For everyone who still have not learned to speak 'estonés'

Thursday, April 06, 2006

How does it feel to be a white (wo)man in Mozambique


Msungu! Msungu! Sista! Sista! (meaning> Sister) Good morning! Hau aar yuu? Teacher! Teacher!... These are just a few of the lines that follow us, well, basically everywhere. Only the word teacher is used just here, in Lamego village by local kids. All the white people are Teachers for them. They love to follow us whereever we go and it is quite funny and a bit scary at the same time. Once, me and Barbara (also working in Teacher Training College... well, kind of) gave.. actually, tried to give a "lesson" in local primary school for about 100 children under a tree while it was raining. We really TRIED to teach them "Head, and shoulders, knees and toes..." and after 20 minutes we were exhausted and our voices were dead. The circle of dozens of curious, wondering and poorly dressed children was closing in around us in seconds. It started as a half circle with respective gap of about 2-3 metres between us and them. By the time we finished, there was almost no space to move around in the circle shared by us two and our faithful dogs Diablo and Nockout. So, we got out of the circle, somehow. And to our great shock, when we were about to leave the school yard, turning around, we saw that most of these children (remember, there was more than 100 of them, or so it seamed, at least) were just a few feet from us, stopping when we stopped and walking on when we did so.

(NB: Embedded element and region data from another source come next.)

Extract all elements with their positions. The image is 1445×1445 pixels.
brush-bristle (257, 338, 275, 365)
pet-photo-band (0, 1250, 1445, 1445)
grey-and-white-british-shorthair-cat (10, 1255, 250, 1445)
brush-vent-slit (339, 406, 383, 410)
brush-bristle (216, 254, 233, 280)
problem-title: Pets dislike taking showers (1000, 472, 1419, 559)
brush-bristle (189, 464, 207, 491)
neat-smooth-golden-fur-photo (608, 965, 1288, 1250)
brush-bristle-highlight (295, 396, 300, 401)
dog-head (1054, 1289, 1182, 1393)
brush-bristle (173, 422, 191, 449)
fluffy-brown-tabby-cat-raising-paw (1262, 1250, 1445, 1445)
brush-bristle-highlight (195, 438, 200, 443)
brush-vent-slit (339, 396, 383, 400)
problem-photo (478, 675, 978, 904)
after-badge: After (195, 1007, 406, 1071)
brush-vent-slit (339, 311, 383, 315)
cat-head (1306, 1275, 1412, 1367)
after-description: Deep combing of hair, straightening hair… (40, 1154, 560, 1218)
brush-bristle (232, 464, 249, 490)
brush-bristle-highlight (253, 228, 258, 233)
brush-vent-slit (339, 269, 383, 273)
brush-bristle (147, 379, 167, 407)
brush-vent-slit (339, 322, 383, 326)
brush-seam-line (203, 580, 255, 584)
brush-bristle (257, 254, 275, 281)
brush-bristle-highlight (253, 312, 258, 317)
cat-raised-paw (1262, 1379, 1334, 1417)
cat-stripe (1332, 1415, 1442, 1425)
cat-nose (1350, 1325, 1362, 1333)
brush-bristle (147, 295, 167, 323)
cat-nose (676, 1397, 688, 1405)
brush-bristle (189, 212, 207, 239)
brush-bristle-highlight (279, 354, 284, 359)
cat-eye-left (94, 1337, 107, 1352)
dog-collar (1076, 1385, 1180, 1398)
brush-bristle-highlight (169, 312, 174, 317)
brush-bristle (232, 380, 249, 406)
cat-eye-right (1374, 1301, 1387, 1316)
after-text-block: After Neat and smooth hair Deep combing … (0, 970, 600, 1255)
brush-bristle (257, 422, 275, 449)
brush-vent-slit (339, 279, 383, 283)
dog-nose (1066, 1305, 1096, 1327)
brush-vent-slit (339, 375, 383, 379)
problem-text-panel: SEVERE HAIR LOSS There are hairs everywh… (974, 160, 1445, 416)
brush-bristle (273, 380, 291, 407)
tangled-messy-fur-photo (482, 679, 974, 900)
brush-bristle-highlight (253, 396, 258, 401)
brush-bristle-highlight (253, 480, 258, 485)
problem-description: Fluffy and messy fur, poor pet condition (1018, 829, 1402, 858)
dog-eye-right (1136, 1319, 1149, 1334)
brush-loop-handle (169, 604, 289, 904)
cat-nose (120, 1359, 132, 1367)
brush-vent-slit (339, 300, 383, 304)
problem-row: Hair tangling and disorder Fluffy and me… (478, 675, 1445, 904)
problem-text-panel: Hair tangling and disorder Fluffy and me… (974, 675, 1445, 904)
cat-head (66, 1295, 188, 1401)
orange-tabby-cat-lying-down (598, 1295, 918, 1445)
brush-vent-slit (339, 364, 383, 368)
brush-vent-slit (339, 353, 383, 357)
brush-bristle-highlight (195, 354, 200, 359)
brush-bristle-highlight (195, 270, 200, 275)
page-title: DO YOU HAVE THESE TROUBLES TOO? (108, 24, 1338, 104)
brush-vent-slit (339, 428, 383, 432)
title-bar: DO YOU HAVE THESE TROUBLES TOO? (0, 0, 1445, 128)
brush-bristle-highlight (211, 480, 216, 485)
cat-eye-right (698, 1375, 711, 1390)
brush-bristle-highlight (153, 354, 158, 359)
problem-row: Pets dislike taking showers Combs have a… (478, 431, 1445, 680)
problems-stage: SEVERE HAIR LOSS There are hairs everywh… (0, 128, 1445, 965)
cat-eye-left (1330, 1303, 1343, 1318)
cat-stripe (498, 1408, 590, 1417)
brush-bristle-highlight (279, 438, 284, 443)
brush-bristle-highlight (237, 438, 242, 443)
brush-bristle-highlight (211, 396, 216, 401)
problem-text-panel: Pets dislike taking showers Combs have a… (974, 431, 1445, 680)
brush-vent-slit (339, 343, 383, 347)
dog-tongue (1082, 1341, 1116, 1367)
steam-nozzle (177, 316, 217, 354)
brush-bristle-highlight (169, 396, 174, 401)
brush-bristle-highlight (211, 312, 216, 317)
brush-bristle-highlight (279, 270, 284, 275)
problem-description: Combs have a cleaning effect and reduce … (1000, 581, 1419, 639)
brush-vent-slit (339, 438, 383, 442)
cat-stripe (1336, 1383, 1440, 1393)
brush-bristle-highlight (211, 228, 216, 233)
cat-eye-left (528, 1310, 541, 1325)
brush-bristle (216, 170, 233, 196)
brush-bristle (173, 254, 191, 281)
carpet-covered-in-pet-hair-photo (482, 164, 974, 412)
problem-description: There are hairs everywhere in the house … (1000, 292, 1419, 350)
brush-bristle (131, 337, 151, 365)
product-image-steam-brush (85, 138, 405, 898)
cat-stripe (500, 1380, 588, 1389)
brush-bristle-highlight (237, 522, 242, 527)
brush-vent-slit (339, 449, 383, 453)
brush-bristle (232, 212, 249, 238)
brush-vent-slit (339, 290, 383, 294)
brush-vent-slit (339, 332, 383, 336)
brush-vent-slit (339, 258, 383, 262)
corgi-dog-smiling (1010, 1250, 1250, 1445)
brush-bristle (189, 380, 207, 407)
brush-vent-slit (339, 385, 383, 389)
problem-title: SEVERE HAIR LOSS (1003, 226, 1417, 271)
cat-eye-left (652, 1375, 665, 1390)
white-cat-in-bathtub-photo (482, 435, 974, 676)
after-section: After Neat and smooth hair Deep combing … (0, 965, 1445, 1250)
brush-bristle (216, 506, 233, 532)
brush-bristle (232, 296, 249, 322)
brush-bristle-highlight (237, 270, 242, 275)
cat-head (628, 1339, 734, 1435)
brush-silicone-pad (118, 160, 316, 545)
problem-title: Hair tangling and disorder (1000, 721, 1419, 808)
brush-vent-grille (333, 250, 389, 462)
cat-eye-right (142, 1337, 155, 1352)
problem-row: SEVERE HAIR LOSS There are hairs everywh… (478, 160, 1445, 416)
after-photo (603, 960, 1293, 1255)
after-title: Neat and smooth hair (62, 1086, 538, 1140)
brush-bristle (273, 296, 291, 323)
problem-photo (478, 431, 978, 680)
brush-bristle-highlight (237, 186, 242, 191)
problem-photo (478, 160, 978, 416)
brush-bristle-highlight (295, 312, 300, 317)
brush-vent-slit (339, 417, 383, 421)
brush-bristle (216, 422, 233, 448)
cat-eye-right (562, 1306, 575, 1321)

Scary.. After different actions (threat, asking nicely, begging, and repeating simple international word STOP) they finally did stay behind, only few of them still after us, giggling and turning their backs when we looked back.
When we enter the village alone, children are usually more couragious and this means, they have more guts to ask us for things. Give me money. Give me 1000 meticais. Give me bread. Give me, give me, give me... But it's hardly as bad as it is in Beira or any other bigger place. They don't care wether you're in a group or alone, beggars finding you from the crowd is a question of minutes. Little kids guiding their blind (?) mothers are one of the ones we should keep our eyes on as they might just try to confuse us and pick our pockets while we look for pennies from our purses (which we never do). There are also motionless old women by the walls or bridges, just like stones fixed to a creepy position with their heads down, almost touching the dusty ground and their palms facing the sky, always there and always empty. Sometimes you can hear some of them singing, or maybe praying, or maybe not.
By the way, the Mozambiqians hardly ever use the word thank you. It's not just common. We always get funny, even astonished looks when we thank while getting the change in the store or while leaving the chapa (local transport) etc. When we give something to somebody, wether food for the ladies that bring us water, or sometimes cookies for their children, or even some extra information for a student or whatever, we almost never ever hear thanks. It's not that I feel they should be endlessly grateful for us, it's just that it's a bit strange how they really do not use this word. At all...
Unless.. yeah, there actually are some exceptions. One of the big cases of thank you is the Police. But I guess that's part of some other story. Let's stick to the being white in Mozambique.
Being white means usually that you come from America, or sometimes Portugal. It ALWAYS means you are rich, and should give. Anything, just give it. It makes me really sad every once in a while. Often I feel like that's all they see in me. For example, one day I spent several marvellous hours in the village with some kids I know, they showed me the river where they take a bath and wash their clothes, we played football in their "backyard", I was even kindly forced to sit down with them for lunch in their about 4x4 metre hut (capacity - 7 people) etc. After that, we headed to the volunteer house to have a literacy hour with them and one of the older kids (whom I didn't know before), said that he won't come unless I give him bread. Well, too bad. I've already learned some good asnwers to the Askers. Do I look like a bank? You want 1000? Give me 5000! Let's sit down and talk instead. etc. But, of course, usually I just ignore them. It's impossible to react to all the people who react when they see you. I see some volunteers trying to do it, anwering to all the Hellos and other poor Kind-of-English greetings. To all the people who wave when you pass, wether on foot or in a car/chapa. Well, I also try to wave back. But I won't react to all these guys who think I'm their lost Sista whom they've finally found and if they say something especially stupid, I love to suprise them, shooting something sharp in Portuguese.
Today we were waiting for a car in Beira to pick us up (they never came, so we took a chapa instead, eventually) and as we were tired, we sat on the pavement by the only supermarket around (Shoprite!). We got even more attention than usually. Msungus, and sitting on the ground! No self-respectful Mozambiqian would ever do that, that's a place for beggars and children, maybe. So several of them stopped, thinking there's something wrong with us, like maybe we got robbed or we're feeling sick or whatever. They were shocked, hearing that we're perfectly fine and just resting our feet. The people who were looking us with most disgust at that moment, were actually all the whites, passing in JEEPs and other big cars (there are no small cars here, really, just big ones).